Isn't Gödel's incompleteness a consequence of overly ambitious material implication properties? When you look at the truth table:
A | B | A -> B
0 | 0 | 1
0 | 1 | 1
1 | 0 | 0
1 | 1 | 1
I fail to see why all except for 1 -> 0 = 0 aren't undefined. I understand reasoning behind why this was done, but mixing unrelated predicates seems like a generally bad idea, even if it allows mechanical proofs.
Aren't there already "complete" systems like relevance logic? Now with computers we can perhaps make proofs we need "relevant" instead of being based on fundamentally incomplete though "simpler" logic?
Logic already has separate symbols for 'A implies B' and 'A proves B', where the first can be considered equivalent to '(not A) or B' for all intents and purposes. Since 'A proves B' seems like the very definition of relevance, the only part you could possibly object to is that 'A proves B' implies 'A implies B', but that's given since the alternative would lead to a contradiction where A proves B, but B is false while A is not.

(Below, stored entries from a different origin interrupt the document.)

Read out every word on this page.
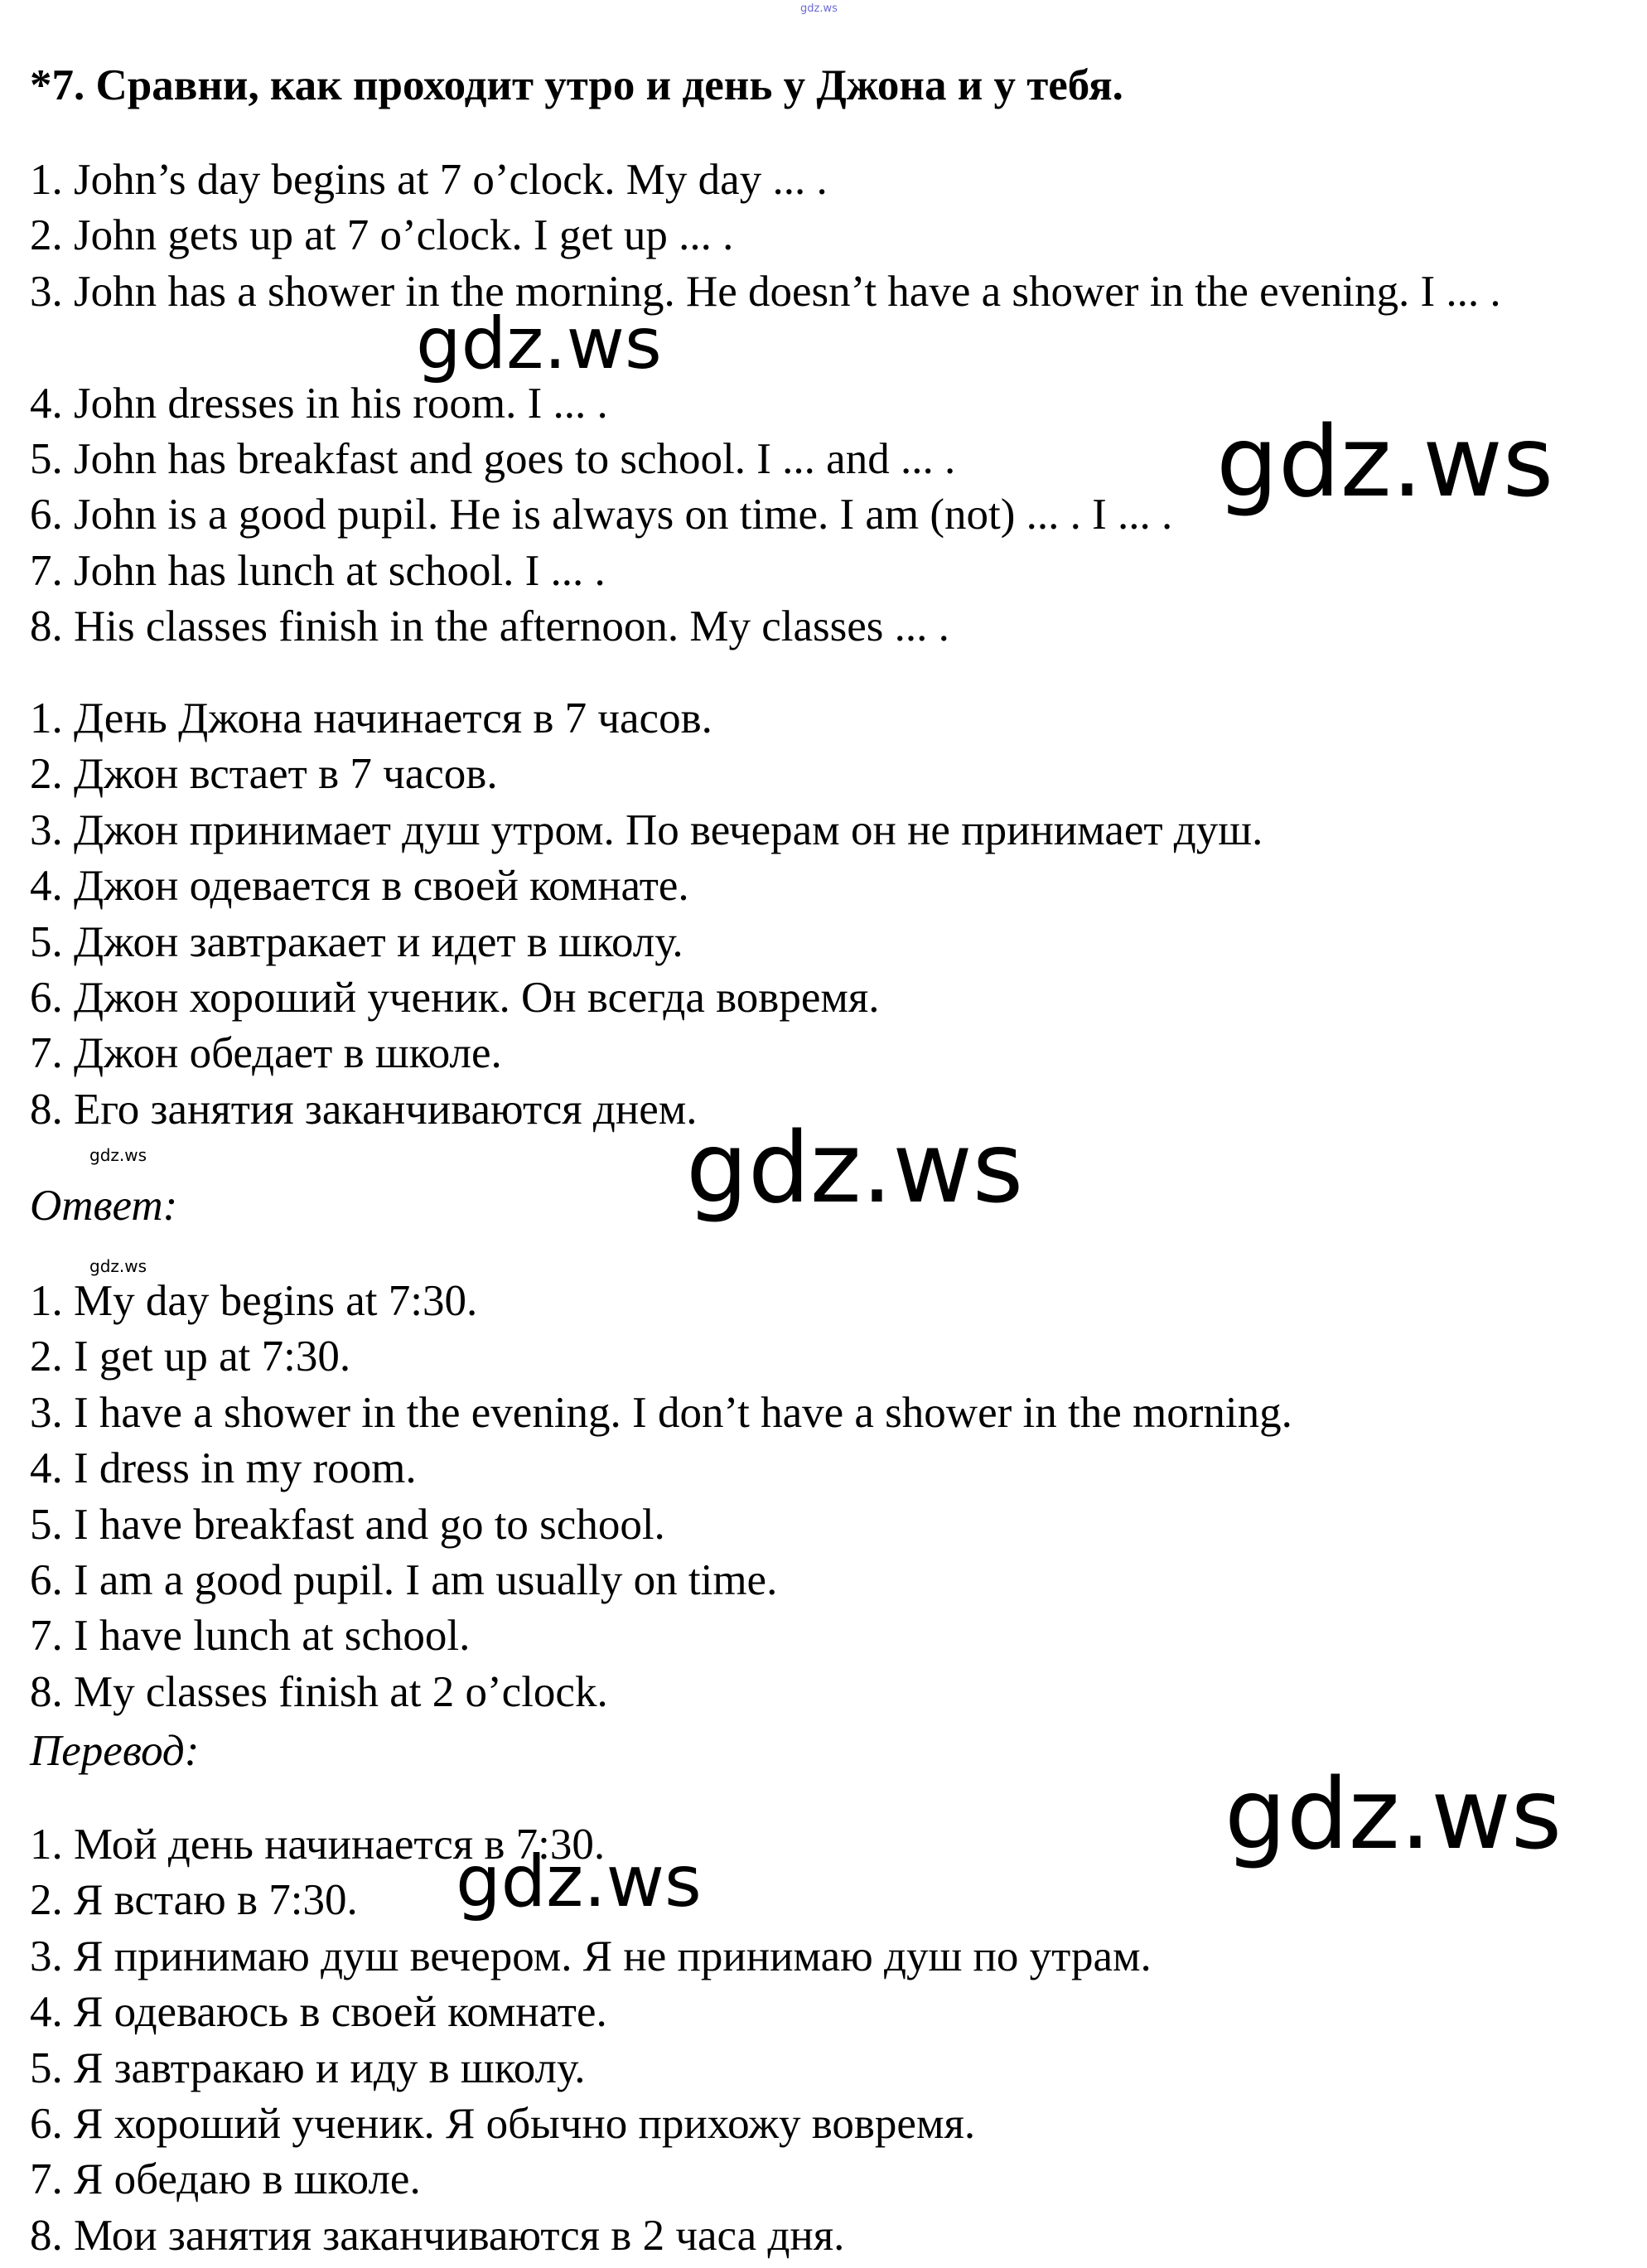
gdz.ws
*7. Сравни, как проходит утро и день у Джона и у тебя.
1. John’s day begins at 7 o’clock. My day ... .
2. John gets up at 7 o’clock. I get up ... .
3. John has a shower in the morning. He doesn’t have a shower in the evening. I ... .
4. John dresses in his room. I ... .
5. John has breakfast and goes to school. I ... and ... .
6. John is a good pupil. He is always on time. I am (not) ... . I ... .
7. John has lunch at school. I ... .
8. His classes finish in the afternoon. My classes ... .
1. День Джона начинается в 7 часов.
2. Джон встает в 7 часов.
3. Джон принимает душ утром. По вечерам он не принимает душ.
4. Джон одевается в своей комнате.
5. Джон завтракает и идет в школу.
6. Джон хороший ученик. Он всегда вовремя.
7. Джон обедает в школе.
8. Его занятия заканчиваются днем.

Ответ:

1. My day begins at 7:30.
2. I get up at 7:30.
3. I have a shower in the evening. I don’t have a shower in the morning.
4. I dress in my room.
5. I have breakfast and go to school.
6. I am a good pupil. I am usually on time.
7. I have lunch at school.
8. My classes finish at 2 o’clock.

Перевод:

1. Мой день начинается в 7:30.
2. Я встаю в 7:30.
3. Я принимаю душ вечером. Я не принимаю душ по утрам.
4. Я одеваюсь в своей комнате.
5. Я завтракаю и иду в школу.
6. Я хороший ученик. Я обычно прихожу вовремя.
7. Я обедаю в школе.
8. Мои занятия заканчиваются в 2 часа дня.
gdz.ws
gdz.ws
gdz.ws
gdz.ws
gdz.ws
gdz.ws
gdz.ws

Also, if I understand you correctly you're trying to 'fix' incompleteness by making A -> B undecidable, which seems like it would achieve the opposite.
The first incompleteness theorem shows that, in a sense, the culprit of a logic's incompleteness is not its "simplicity" but its "complexity": if the logic is rich enough to include Peano arithmetic, then it is incomplete.
Compared to mathematics in general, a complete logic system is far less powerful and cannot be used to prove nearly as many interesting things.
Well no, Gödel's incompleteness theorem doesn't really have anything to do with material implication. It tells us that there is some formula G such that neither G nor ¬G is provable. Proof systems for relevance logic restrict valid derivations compared to classical propositional logic (relevance logic requires you to use the antecedent), so they can prove even fewer things.
"is false" doesn't mean anything in Godel's system. That's too high level and imprecise. We're dealing with only symbol manipulation here. We only have provability (which really is "there exists a derivation for") - we don't have "truth".
A | B | A -> B
0 | 0 | 1
0 | 1 | 1
1 | 0 | 0
1 | 1 | 1
I fail to see why all except for 1 -> 0 = 0 aren't undefined. I understand reasoning behind why this was done, but mixing unrelated predicates seems like a generally bad idea, even if it allows mechanical proofs.
Aren't there already "complete" systems like relevance logic? Now with computers we can perhaps make proofs we need "relevant" instead of being based on fundamentally incomplete though "simpler" logic?